Internal categories and enriched categories can both be realised as monads in certain bicategories. If $\mathcal E$ is a category with pullbacks, then a monad in $\mathbf{Span}(\mathcal E)$ is a category internal to $\mathcal E$. If $\mathcal W$ is a locally cocomplete bicategory, then a monad in $\mathcal W\text{-}\mathbf{Mat}$ is a category enriched in $\mathcal W$. §2 of Cruttwell–Shulman's A unified framework for generalized multicategories contains a nice introduction to these ideas.

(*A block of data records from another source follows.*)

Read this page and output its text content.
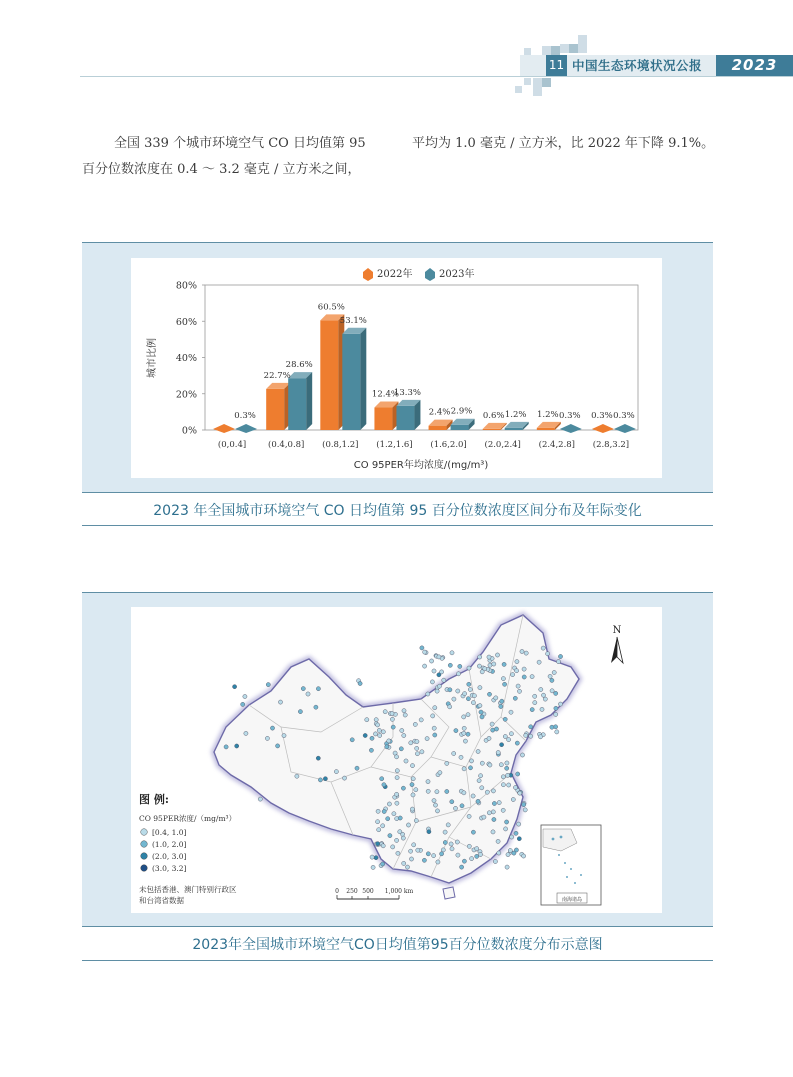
11 中国生态环境状况公报	2023
全国 339 个城市环境空气 CO 日均值第 95	平均为 1.0 毫克 / 立方米，比 2022 年下降 9.1%。
百分位数浓度在 0.4 ～ 3.2 毫克 / 立方米之间，
0%
20%
40%
60%
80%
0.3%
22.7%
28.6%
60.5%
53.1%
12.4%
13.3%
2.4% 2.9% 0.6% 1.2% 1.2% 0.3% 0.3% 0.3%
(0,0.4]	(0.4,0.8] (0.8,1.2] (1.2,1.6] (1.6,2.0] (2.0,2.4] (2.4,2.8] (2.8,3.2]
城市比例
CO 95PER年均浓度/(mg/m³)
2022年	2023年
2023 年全国城市环境空气 CO 日均值第 95 百分位数浓度区间分布及年际变化
N
图 例:
CO 95PER浓度/（mg/m³）
[0.4, 1.0]
(1.0, 2.0]
(2.0, 3.0]
(3.0, 3.2]
未包括香港、澳门特别行政区
和台湾省数据
0 250 500 1,000 km
南海诸岛
2023年全国城市环境空气CO日均值第95百分位数浓度分布示意图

It is known that $\mathcal E \to \mathbf{Span}(\mathcal E)$ has a universal property, given by adjoining right adjoints to morphisms in $\mathcal E$ subject to a Beck–Chevalley condition.
Assume for now that $\mathcal W$ is small. There is an identity-on-objects pseudofunctor $\mathbf{Set}/\mathbf{ob}(\mathcal W) \to \mathcal W\text{-}\mathbf{Mat}$ such that every morphism in the domain has a right adjoint in the codomain (see §1 of Betti–Carboni–Street–Walter's Variation through enrichment, for instance). It therefore seems reasonable to expect that $\mathcal W\text{-}\mathbf{Mat}$ has a universal property analogous to that of $\mathbf{Span}(\mathcal E)$, but for which the Beck–Chevalley condition is replaced by a some other suitable condition.
Does $\mathcal W\text{-}\mathbf{Mat}$ have such a universal property?
In Remark 15.21 of Garner–Shulman's Enriched categories as a free cocompletion, they give a universal property of $\mathcal W\text{-}\mathbf{Mat}$ as a cocompletion of $\mathcal W$ under small $\mathbf{Coprod}$-enriched coproducts, which may be a starting point.